Conservationists in Kenya are  opposed to the construction of the project along the Nairobi National Park saying it poses a serious threat to endangered animal species such as the black rhinos.

The park is located near the capital Nairobi and is a major tourist attraction. Apart from the black rhinos, the park is also home to lions, leopards, cheetahs, hyenas, buffaloes, giraffes, wildebeests among others.

Chinese contractor says SGR project will not affect wildlife
In this photo a young lion walks through a path in the Nairobi National Park, located adjacent to the Kenyan Capital Narobi.

Early this month, a lobby group in Kenya requested international donors to stop funding KWS accusing the organisation of not working to protect animals.

The Africa Centre for Open Governance (AfriCOG) executive director Gladwell Otieno, in a letter dated March 26, said the wildlife agency signed an agreement in 2016 permitting the construction of the railway line through the park in return for monetary compensation instead of protecting wildlife as per their mandate.

“We request that you suspend partnership, funding and any support that you provide to Kenya Wildlife Services and join in the campaign to save the Nairobi National Park by demanding transparency and accountability on the railway project,” read the letter signed by Ms Otieno and addressed to the World Wide Fund for Nature (WWF) chief executive Mr Mohamed Awer.

But KWS has maintained that passage of the standard gauge railway line through the Nairobi National park is a necessary evil.

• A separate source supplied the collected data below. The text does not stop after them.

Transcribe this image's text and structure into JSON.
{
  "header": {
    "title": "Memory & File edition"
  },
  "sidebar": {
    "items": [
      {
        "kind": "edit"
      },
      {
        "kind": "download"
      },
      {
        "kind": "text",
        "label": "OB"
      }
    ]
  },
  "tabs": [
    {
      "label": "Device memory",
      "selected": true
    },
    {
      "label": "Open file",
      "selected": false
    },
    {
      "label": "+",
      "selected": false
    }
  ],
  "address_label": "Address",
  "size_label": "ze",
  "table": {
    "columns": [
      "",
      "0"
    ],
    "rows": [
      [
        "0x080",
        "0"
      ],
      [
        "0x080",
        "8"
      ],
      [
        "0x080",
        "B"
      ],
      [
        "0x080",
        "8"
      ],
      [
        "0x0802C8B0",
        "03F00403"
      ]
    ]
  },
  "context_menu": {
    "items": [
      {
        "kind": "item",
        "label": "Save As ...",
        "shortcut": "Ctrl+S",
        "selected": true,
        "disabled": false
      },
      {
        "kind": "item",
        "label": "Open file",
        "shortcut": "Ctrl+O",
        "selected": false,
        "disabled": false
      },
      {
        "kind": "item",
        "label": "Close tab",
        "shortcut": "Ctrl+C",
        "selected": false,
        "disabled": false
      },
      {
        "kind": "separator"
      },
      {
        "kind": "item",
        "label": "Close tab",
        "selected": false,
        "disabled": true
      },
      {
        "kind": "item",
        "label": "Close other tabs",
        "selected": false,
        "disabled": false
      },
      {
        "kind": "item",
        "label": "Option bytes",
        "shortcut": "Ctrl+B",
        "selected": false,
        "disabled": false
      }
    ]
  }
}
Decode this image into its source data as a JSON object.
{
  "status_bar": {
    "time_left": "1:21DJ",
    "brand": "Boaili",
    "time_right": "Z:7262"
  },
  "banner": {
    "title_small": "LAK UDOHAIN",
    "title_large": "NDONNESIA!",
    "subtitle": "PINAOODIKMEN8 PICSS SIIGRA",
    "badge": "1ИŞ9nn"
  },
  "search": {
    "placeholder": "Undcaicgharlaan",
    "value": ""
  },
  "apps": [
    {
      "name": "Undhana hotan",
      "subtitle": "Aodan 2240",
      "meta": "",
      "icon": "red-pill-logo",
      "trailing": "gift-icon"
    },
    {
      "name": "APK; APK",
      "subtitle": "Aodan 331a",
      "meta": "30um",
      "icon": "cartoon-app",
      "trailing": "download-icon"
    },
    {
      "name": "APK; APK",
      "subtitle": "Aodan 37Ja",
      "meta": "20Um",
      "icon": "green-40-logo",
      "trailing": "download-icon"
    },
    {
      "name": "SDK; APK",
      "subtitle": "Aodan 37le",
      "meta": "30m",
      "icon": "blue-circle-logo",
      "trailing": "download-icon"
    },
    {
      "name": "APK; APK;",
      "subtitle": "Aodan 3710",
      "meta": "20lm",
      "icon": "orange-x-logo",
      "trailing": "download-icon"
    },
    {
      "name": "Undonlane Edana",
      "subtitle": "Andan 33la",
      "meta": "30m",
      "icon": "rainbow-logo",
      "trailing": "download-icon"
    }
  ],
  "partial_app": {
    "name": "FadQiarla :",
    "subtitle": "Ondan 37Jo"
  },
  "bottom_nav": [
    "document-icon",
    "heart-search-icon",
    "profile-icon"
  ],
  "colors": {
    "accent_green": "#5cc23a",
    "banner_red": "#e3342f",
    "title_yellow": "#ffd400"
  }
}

Chairman Richard Leakey says that while a railway line shouldn’t ideally cut through any park, underdevelopment was a Kenyan reality and KWS could only make the best of the difficult situation in which they found themselves.

A total of seven possible routes were considered for phase two of the SGR, two of which did not pass through Nairobi National Park.

The government however, says the current design was picked as the most cost-effective and technically feasible.

According to Chinese Contractor CCCC says that the Nairobi-Naivasha railway line is under various stages of completion under the respective section offices.

Mr Zhao says that they are committed to making sure the project is completed ahead of schedule.